To further verify our approach, we also validate our system on the data of TimeBank_Dense which is provided by The TempEval3 (TE3) workshop [
42]. The TimeBank-Dense corpus contains 12,715 temporal relations over 36 documents taken from TimeBank 1.2. (22 documents training set, 5 documents development set and 9 documents test set). It is created to address the sparsity issue in the existing TimeML corpora. All pairs of events and time expressions are labeled. Some entity pairs may not in the same sentence. We still choose the sequence between the entity pair as the input sentence, the sequence before or after the two entities are used as the context words. We select several systems to do comparative experiments. Bethard propose the ClearTK system [
43], which is the winner of TempEval-3. TempEval-3 use TimeBank documents, but remove a small portion of its events.
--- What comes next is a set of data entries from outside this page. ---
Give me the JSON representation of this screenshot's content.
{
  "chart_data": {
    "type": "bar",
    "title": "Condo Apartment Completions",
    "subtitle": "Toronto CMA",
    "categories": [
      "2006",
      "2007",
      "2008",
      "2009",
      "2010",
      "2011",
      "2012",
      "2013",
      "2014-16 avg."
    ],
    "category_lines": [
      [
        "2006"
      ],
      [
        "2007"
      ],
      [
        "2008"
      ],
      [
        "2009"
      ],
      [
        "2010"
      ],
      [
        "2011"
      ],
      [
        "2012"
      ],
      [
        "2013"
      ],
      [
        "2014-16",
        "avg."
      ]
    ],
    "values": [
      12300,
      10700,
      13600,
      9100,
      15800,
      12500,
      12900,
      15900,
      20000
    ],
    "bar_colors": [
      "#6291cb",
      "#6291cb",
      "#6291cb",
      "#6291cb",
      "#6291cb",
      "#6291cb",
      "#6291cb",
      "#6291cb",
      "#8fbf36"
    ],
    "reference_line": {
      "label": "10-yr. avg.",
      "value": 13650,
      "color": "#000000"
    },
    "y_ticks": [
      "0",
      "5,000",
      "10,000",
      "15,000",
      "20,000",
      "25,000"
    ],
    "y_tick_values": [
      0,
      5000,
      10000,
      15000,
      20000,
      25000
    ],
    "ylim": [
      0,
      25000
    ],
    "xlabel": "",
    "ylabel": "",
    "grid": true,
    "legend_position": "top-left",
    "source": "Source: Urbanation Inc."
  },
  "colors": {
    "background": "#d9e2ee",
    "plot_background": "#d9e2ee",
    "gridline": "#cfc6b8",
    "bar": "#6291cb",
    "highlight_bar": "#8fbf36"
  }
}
Chambers et al. [
44] propose the CAEVO system (a sieve-based architecture) on the TimeBank_Dense corpus; they achieve the state-of-art result and exceed other systems by a large margin. All the results are shown in Table
8. They make specific settings (e.g. rule-based classifiers) for the data. The Table
8 demonstrates that our proposed model (APRNN) has a better performance than the comparative models on the TimeBank_Dense corpus.
Table 8
The temporal relation classification results on TimeBank_Dense corpus
ClearTK | 0.397 | 0.091 | 0.147 |
CAEVO | 0.508 | 0.506 | 0.507 |
APRNN | 0.511 | 0.507 | 0.509 |
Experimental results show that RNN model achieves good results in information extraction. However, the results based on APRNN obtain the highest value with or without domain adaptation. Experiments show that our system has a certain degree of universality; it is not limited to a specific data, but also suitable for other data.